2014's "Blue Fiction" is about a columnist who writes a sex advice column in a men's magazine and struggles to answer readers' difficult sexual questions each month, using his imagination to enter the lives of the men and women in the questions. "Blue Fiction" takes an approach similar to that of B movies, the language lurid and shameless, depicting all the sexual desire, sexual depression, and sexual territorialism of heterosexual men, rife with sexual fantasy and creativity.
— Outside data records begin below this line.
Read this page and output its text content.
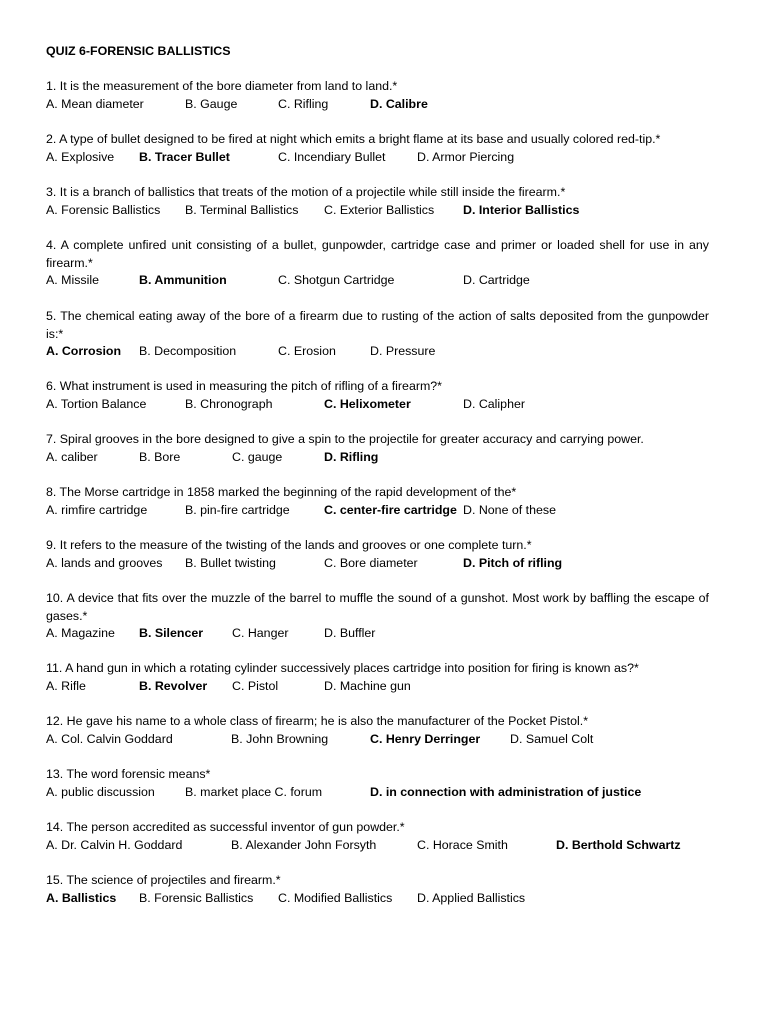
QUIZ 6-FORENSIC BALLISTICS
1. It is the measurement of the bore diameter from land to land.*
A. Mean diameter	B. Gauge	C. Rifling	D. Calibre
2. A type of bullet designed to be fired at night which emits a bright flame at its base and usually colored red-tip.*
A. Explosive B. Tracer Bullet	C. Incendiary Bullet	D. Armor Piercing
3. It is a branch of ballistics that treats of the motion of a projectile while still inside the firearm.*
A. Forensic Ballistics B. Terminal Ballistics C. Exterior Ballistics D. Interior Ballistics
4. A complete unfired unit consisting of a bullet, gunpowder, cartridge case and primer or loaded shell for use in any firearm.*
A. Missile	B. Ammunition	C. Shotgun Cartridge	D. Cartridge
5. The chemical eating away of the bore of a firearm due to rusting of the action of salts deposited from the gunpowder is:*
A. Corrosion B. Decomposition	C. Erosion	D. Pressure
6. What instrument is used in measuring the pitch of rifling of a firearm?*
A. Tortion Balance	B. Chronograph	C. Helixometer	D. Calipher
7. Spiral grooves in the bore designed to give a spin to the projectile for greater accuracy and carrying power.
A. caliber	B. Bore	C. gauge	D. Rifling
8. The Morse cartridge in 1858 marked the beginning of the rapid development of the*
A. rimfire cartridge	B. pin-fire cartridge	C. center-fire cartridge D. None of these
9. It refers to the measure of the twisting of the lands and grooves or one complete turn.*
A. lands and grooves B. Bullet twisting	C. Bore diameter	D. Pitch of rifling
10. A device that fits over the muzzle of the barrel to muffle the sound of a gunshot. Most work by baffling the escape of gases.*
A. Magazine B. Silencer C. Hanger	D. Buffler
11. A hand gun in which a rotating cylinder successively places cartridge into position for firing is known as?*
A. Rifle	B. Revolver C. Pistol	D. Machine gun
12. He gave his name to a whole class of firearm; he is also the manufacturer of the Pocket Pistol.*
A. Col. Calvin Goddard	B. John Browning	C. Henry Derringer D. Samuel Colt
13. The word forensic means*
A. public discussion B. market place C. forum	D. in connection with administration of justice
14. The person accredited as successful inventor of gun powder.*
A. Dr. Calvin H. Goddard	B. Alexander John Forsyth	C. Horace Smith	D. Berthold Schwartz
15. The science of projectiles and firearm.*
A. Ballistics B. Forensic Ballistics C. Modified Ballistics D. Applied Ballistics
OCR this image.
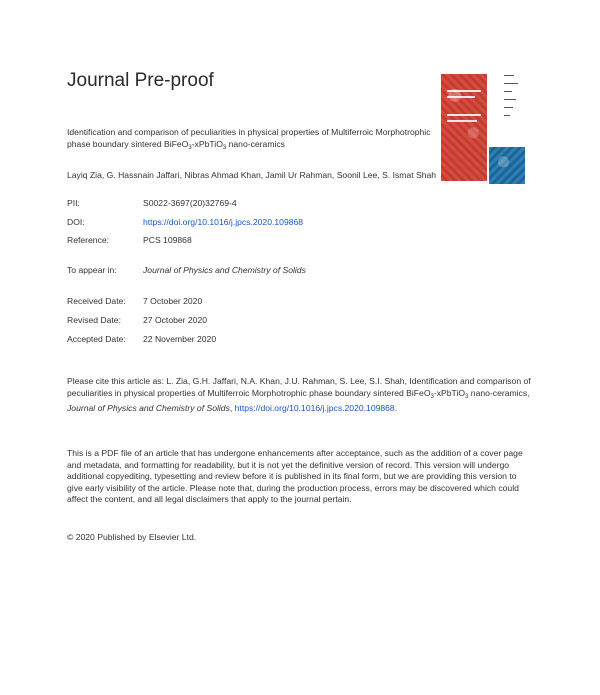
Journal Pre-proof
Identification and comparison of peculiarities in physical properties of Multiferroic Morphotrophic phase boundary sintered BiFeO$_3$-xPbTiO$_3$ nano-ceramics
Layiq Zia, G. Hassnain Jaffari, Nibras Ahmad Khan, Jamil Ur Rahman, Soonil Lee, S. Ismat Shah
PII:	S0022-3697(20)32769-4
DOI:	https://doi.org/10.1016/j.jpcs.2020.109868
Reference:	PCS 109868
To appear in:	Journal of Physics and Chemistry of Solids
Received Date: 7 October 2020
Revised Date:	27 October 2020
Accepted Date: 22 November 2020
Please cite this article as: L. Zia, G.H. Jaffari, N.A. Khan, J.U. Rahman, S. Lee, S.I. Shah, Identification and comparison of peculiarities in physical properties of Multiferroic Morphotrophic phase boundary sintered BiFeO$_3$-xPbTiO$_3$ nano-ceramics, Journal of Physics and Chemistry of Solids, https://doi.org/10.1016/j.jpcs.2020.109868.
This is a PDF file of an article that has undergone enhancements after acceptance, such as the addition of a cover page and metadata, and formatting for readability, but it is not yet the definitive version of record. This version will undergo additional copyediting, typesetting and review before it is published in its final form, but we are providing this version to give early visibility of the article. Please note that, during the production process, errors may be discovered which could affect the content, and all legal disclaimers that apply to the journal pertain.
© 2020 Published by Elsevier Ltd.
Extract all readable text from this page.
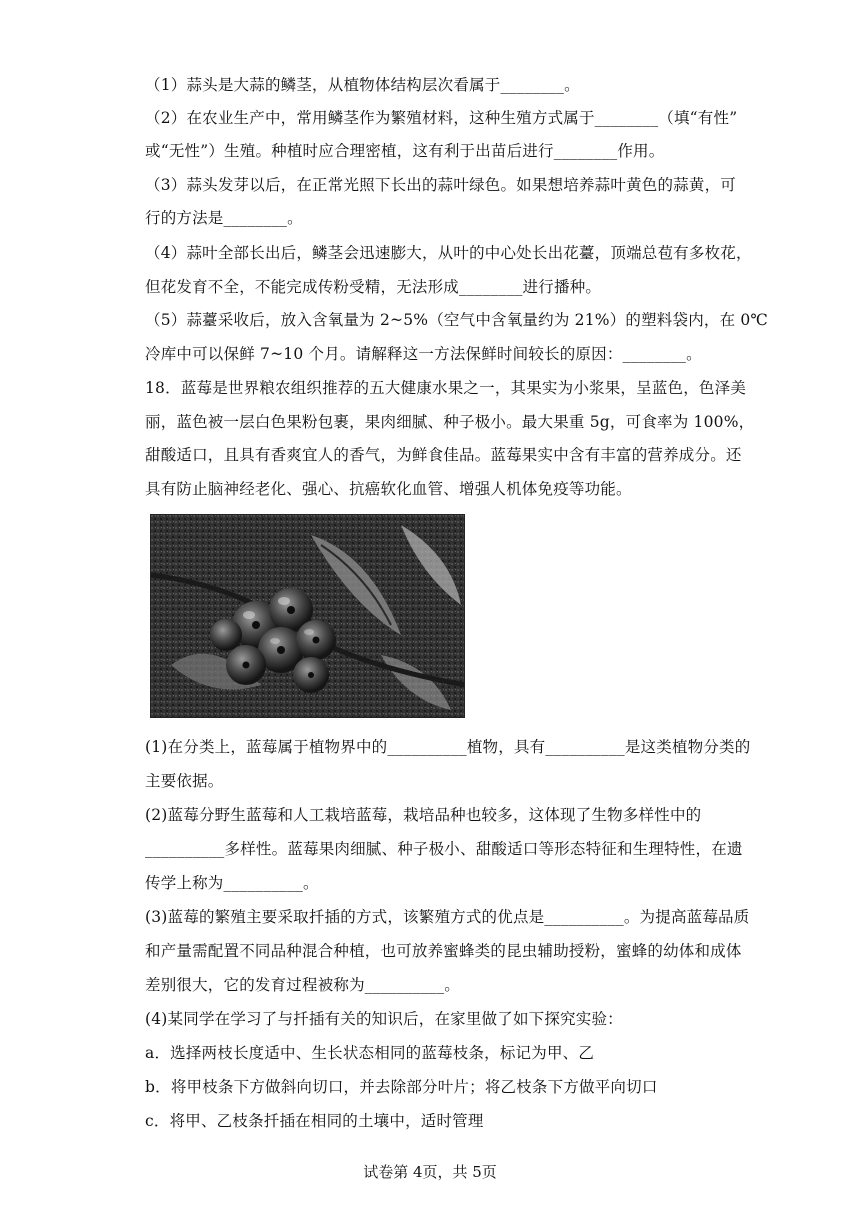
（1）蒜头是大蒜的鳞茎，从植物体结构层次看属于________。
（2）在农业生产中，常用鳞茎作为繁殖材料，这种生殖方式属于________（填“有性”
或“无性”）生殖。种植时应合理密植，这有利于出苗后进行________作用。
（3）蒜头发芽以后，在正常光照下长出的蒜叶绿色。如果想培养蒜叶黄色的蒜黄，可
行的方法是________。
（4）蒜叶全部长出后，鳞茎会迅速膨大，从叶的中心处长出花薹，顶端总苞有多枚花，
但花发育不全，不能完成传粉受精，无法形成________进行播种。
（5）蒜薹采收后，放入含氧量为 2~5%（空气中含氧量约为 21%）的塑料袋内，在 0℃
冷库中可以保鲜 7~10 个月。请解释这一方法保鲜时间较长的原因：________。
18．蓝莓是世界粮农组织推荐的五大健康水果之一，其果实为小浆果，呈蓝色，色泽美
丽，蓝色被一层白色果粉包裹，果肉细腻、种子极小。最大果重 5g，可食率为 100%，
甜酸适口，且具有香爽宜人的香气，为鲜食佳品。蓝莓果实中含有丰富的营养成分。还
具有防止脑神经老化、强心、抗癌软化血管、增强人机体免疫等功能。
(1)在分类上，蓝莓属于植物界中的__________植物，具有__________是这类植物分类的
主要依据。
(2)蓝莓分野生蓝莓和人工栽培蓝莓，栽培品种也较多，这体现了生物多样性中的
__________多样性。蓝莓果肉细腻、种子极小、甜酸适口等形态特征和生理特性，在遗
传学上称为__________。
(3)蓝莓的繁殖主要采取扦插的方式，该繁殖方式的优点是__________。为提高蓝莓品质
和产量需配置不同品种混合种植，也可放养蜜蜂类的昆虫辅助授粉，蜜蜂的幼体和成体
差别很大，它的发育过程被称为__________。
(4)某同学在学习了与扦插有关的知识后，在家里做了如下探究实验：
a．选择两枝长度适中、生长状态相同的蓝莓枝条，标记为甲、乙
b．将甲枝条下方做斜向切口，并去除部分叶片；将乙枝条下方做平向切口
c．将甲、乙枝条扦插在相同的土壤中，适时管理
试卷第 4页，共 5页
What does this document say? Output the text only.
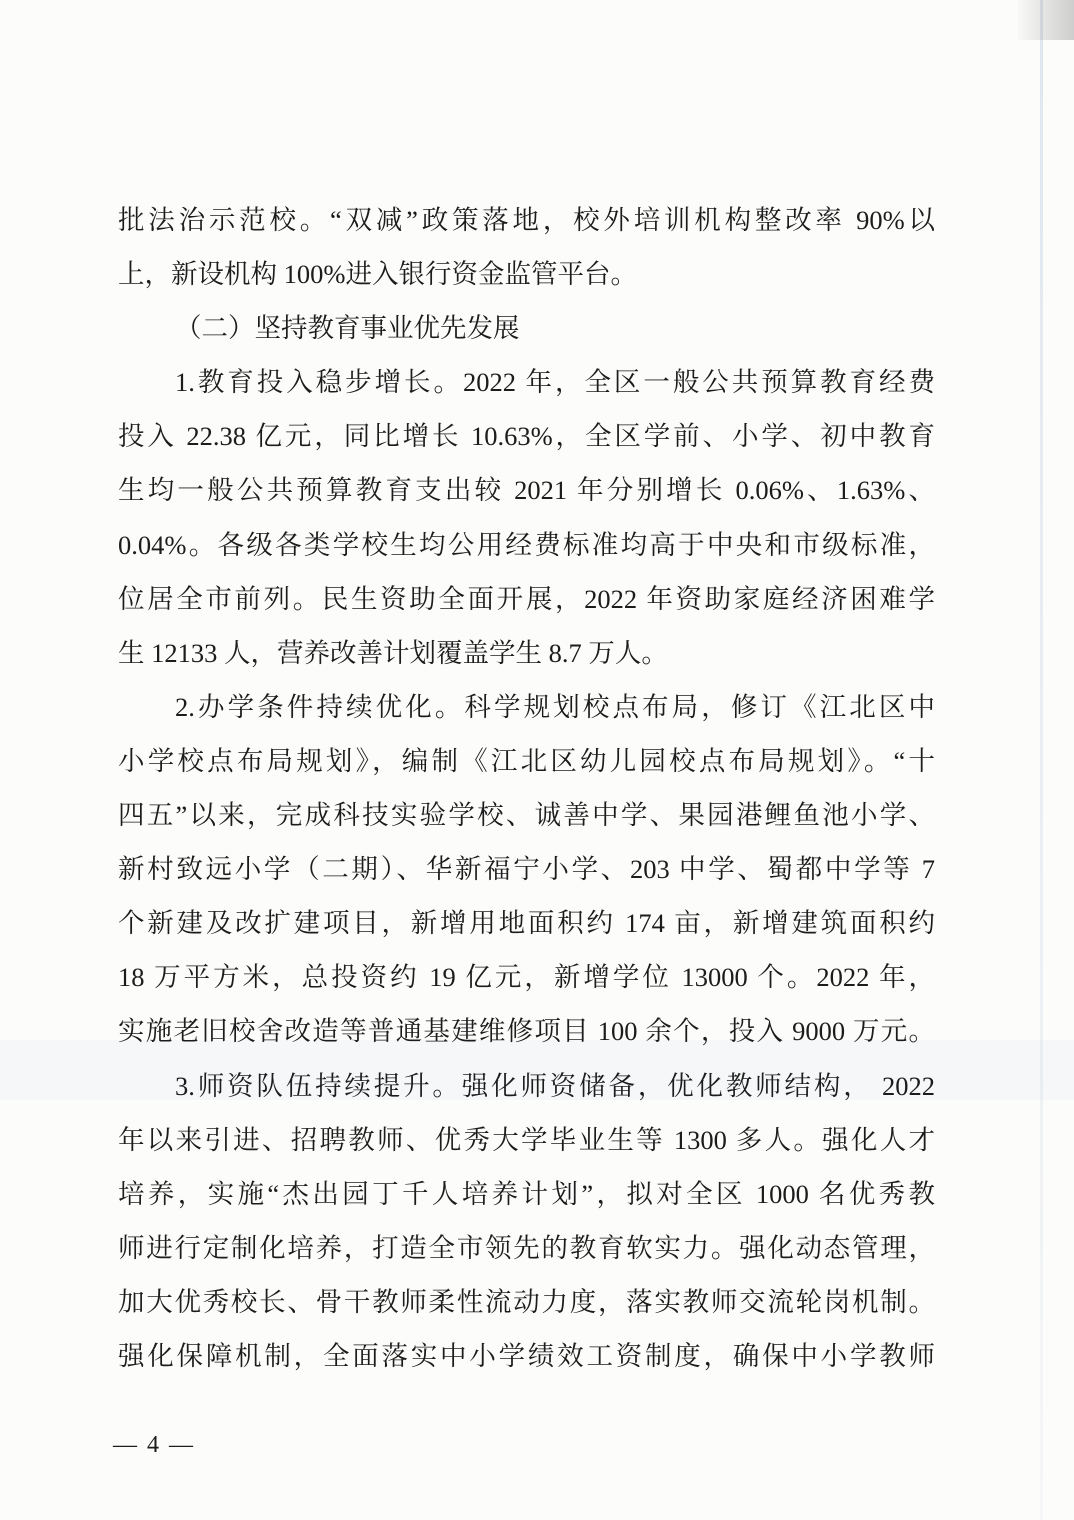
批法治示范校。“双减”政策落地，校外培训机构整改率 90%以
上，新设机构 100%进入银行资金监管平台。
（二）坚持教育事业优先发展
1.教育投入稳步增长。2022 年，全区一般公共预算教育经费
投入 22.38 亿元，同比增长 10.63%，全区学前、小学、初中教育
生均一般公共预算教育支出较 2021 年分别增长 0.06%、1.63%、
0.04%。各级各类学校生均公用经费标准均高于中央和市级标准，
位居全市前列。民生资助全面开展，2022 年资助家庭经济困难学
生 12133 人，营养改善计划覆盖学生 8.7 万人。
2.办学条件持续优化。科学规划校点布局，修订《江北区中
小学校点布局规划》，编制《江北区幼儿园校点布局规划》。“十
四五”以来，完成科技实验学校、诚善中学、果园港鲤鱼池小学、
新村致远小学（二期）、华新福宁小学、203 中学、蜀都中学等 7
个新建及改扩建项目，新增用地面积约 174 亩，新增建筑面积约
18 万平方米，总投资约 19 亿元，新增学位 13000 个。2022 年，
实施老旧校舍改造等普通基建维修项目 100 余个，投入 9000 万元。
3.师资队伍持续提升。强化师资储备，优化教师结构， 2022
年以来引进、招聘教师、优秀大学毕业生等 1300 多人。强化人才
培养，实施“杰出园丁千人培养计划”，拟对全区 1000 名优秀教
师进行定制化培养，打造全市领先的教育软实力。强化动态管理，
加大优秀校长、骨干教师柔性流动力度，落实教师交流轮岗机制。
强化保障机制，全面落实中小学绩效工资制度，确保中小学教师
— 4 —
"The Contents of the Times," published in 2017, reconstructs the changes in Taiwanese society over the past half-century from a literary perspective through 11 short stories. This book won Huang a number of awards, including the 2018 Taipei International Book Exhibition Book Prize (台北國際書展大獎) and the Wu Chuo-liu Literary Award (吳濁流文學獎). The judges praised his work as "A moving literary gesture that picks up the fragments of Taiwan's history, intertwining the documentary and the fictional, yet approaching reality at every level, with a fascinating writing style."